GLASGOW, 13 novembre (Reuters) - La Conférence des Nations unies sur le climat de Glasgow, la COP26, s'est achevée samedi avec l'adoption d'un accord censé préserver l'espoir de limiter le réchauffement de la planète à 1,5 degré Celsius et donc de la sauver d'un dérèglement climatique catastrophique.

Alok Sharma, le président britannique de la conférence, a abattu son marteau à 19h41 GMT pour prendre acte de l'absence d'objection décisive des quelque 200 délégations nationales réunies à Glasgow, en Ecosse.

Quelques minutes auparavant, avec des sanglots dans la voix, il avait présenté ses excuses à l'ensemble des délégations après la déception exprimée par plusieurs d'entre elle.

Ouverte il y deux semaines, la COP26 a été prolongée de 24 heures pour favoriser des compromis sur plusieurs points d'achoppement. L'accord final est notamment le premier à appeler à réduire le recours aux combustibles fossiles (pétrole, charbon et gaz), principale cause du réchauffement climatique d'origine humaine.

Les tractations se sont poursuivies jusqu'aux toutes dernières minutes, ce qui a notamment permis à l'Inde, soutenue par d'autres pays en développement gros consommateurs de charbon, dont la Chine, d'obtenir une modification de l'accord.

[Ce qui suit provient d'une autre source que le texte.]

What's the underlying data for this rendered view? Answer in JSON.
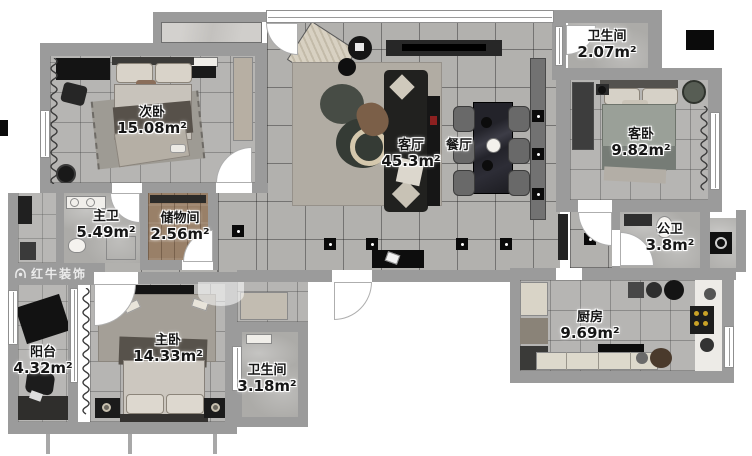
{
  "watermark": {
    "brand": "红牛装饰"
  },
  "rooms": {
    "ciwo": {
      "name": "次卧",
      "area": "15.08m²"
    },
    "zhuwei": {
      "name": "主卫",
      "area": "5.49m²"
    },
    "chuwujian": {
      "name": "储物间",
      "area": "2.56m²"
    },
    "yangtai": {
      "name": "阳台",
      "area": "4.32m²"
    },
    "zhuwo": {
      "name": "主卧",
      "area": "14.33m²"
    },
    "wsj_south": {
      "name": "卫生间",
      "area": "3.18m²"
    },
    "keting": {
      "name": "客厅",
      "area": "45.3m²"
    },
    "canting": {
      "name": "餐厅"
    },
    "wsj_north": {
      "name": "卫生间",
      "area": "2.07m²"
    },
    "kewo": {
      "name": "客卧",
      "area": "9.82m²"
    },
    "gongwei": {
      "name": "公卫",
      "area": "3.8m²"
    },
    "chufang": {
      "name": "厨房",
      "area": "9.69m²"
    }
  }
}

Le texte amendé demande ainsi aux pays signataires de "réduire" ("phase down" en anglais) l'usage du charbon sans mécanisme de capture du carbone et les aides publiques aux combustibles fossiles, alors que la rédaction initiale leur demandait de le "supprimer" ("phase ou") à terme.

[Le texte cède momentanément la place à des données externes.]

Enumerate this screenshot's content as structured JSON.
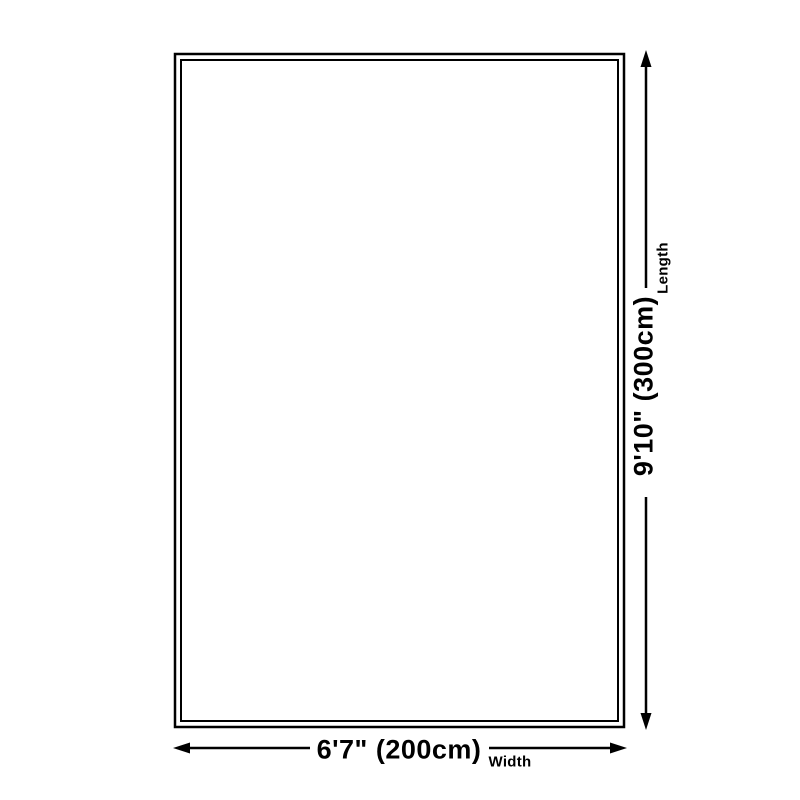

Le ministre indien de l'Environnement et du Climat, Bhupender Yadav, a déclaré que cette modification était nécessaire pour refléter "les situations nationales des économies émergentes".

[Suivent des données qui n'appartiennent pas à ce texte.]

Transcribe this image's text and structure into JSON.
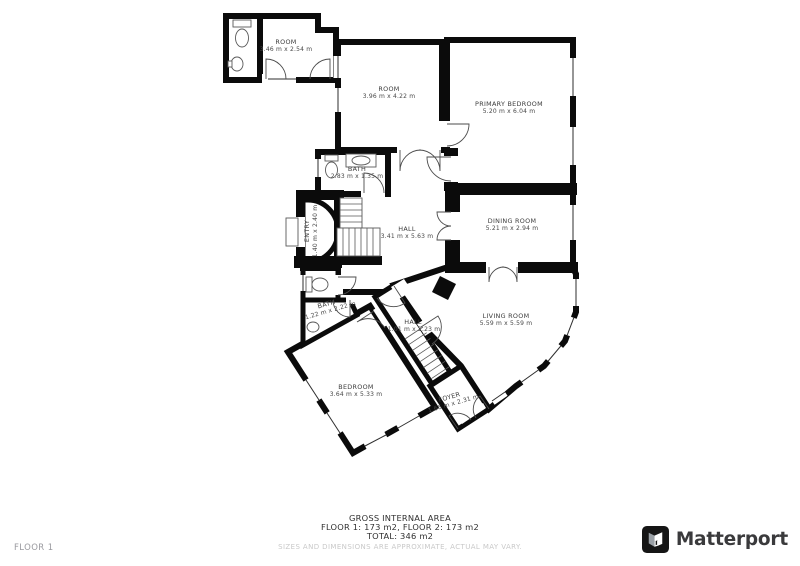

"Nous sommes en train de devenir la voix des pays en développement", a-t-il dit à Reuters, ajoutant que le charbon avait été "stigmatisé" alors que l'accord n'appelait pas à en finir avec la consommation de pétrole et de gaz.

L'INDE, CRITIQUÉE SUR LE CHARBON, ASSUME

La modification obtenue par New Delhi a été critiquée entre autres par l'Union européenne et la Suisse mais aussi par une coalition de petits pays insulaires dont le réchauffement menace l'existence même.

Aucun de ces pays critiques n'est toutefois allé jusqu'à menacer de bloquer l'accord global.

"Les textes approuvés sont un compromis. Ils reflètent les intérêts, les conditions, les contradictions et l'état de la volonté politique du monde d'aujourd'hui", a déclaré le secrétaire général de l'Onu, Antonio Guterres.

"Ils intègrent des mesures importantes mais malheureusement, la volonté politique collective n'a pas été suffisante pour surmonter certaines contradictions profondes."

En France, la ministre de la Transition écologique Barbara Pompili, a salué "un compromis utile qui finalise les instruments de l'Accord de Paris", conclu à la COP21 en 2015.

"La COP26 aura été une nouvelle étape du combat climatique, même s'il nous reste beaucoup de chemin à parcourir", a-t-elle ajouté sur Twitter.

La priorité de la COP26 était de préserver l'objectif fixé en 2015 par la COP21 de Paris, à savoir le plafonnement de la hausse globale des températures à 1,5°C par rapport aux niveaux pré-industriels. Un objectif jugé cependant trop modeste par de nombreuses organisations non-gouvernementales et bon nombre des pays les plus vulnérables.

L'accord reconnaît de fait que les engagements pris jusqu'à présent pour réduire les émissions de gaz à effet de serre sont loin d'être suffisants et demande aux pays signataires de fixer de nouveaux objectifs plus contraignants dès l'an prochain, sans attendre les cinq ans prévus initialement.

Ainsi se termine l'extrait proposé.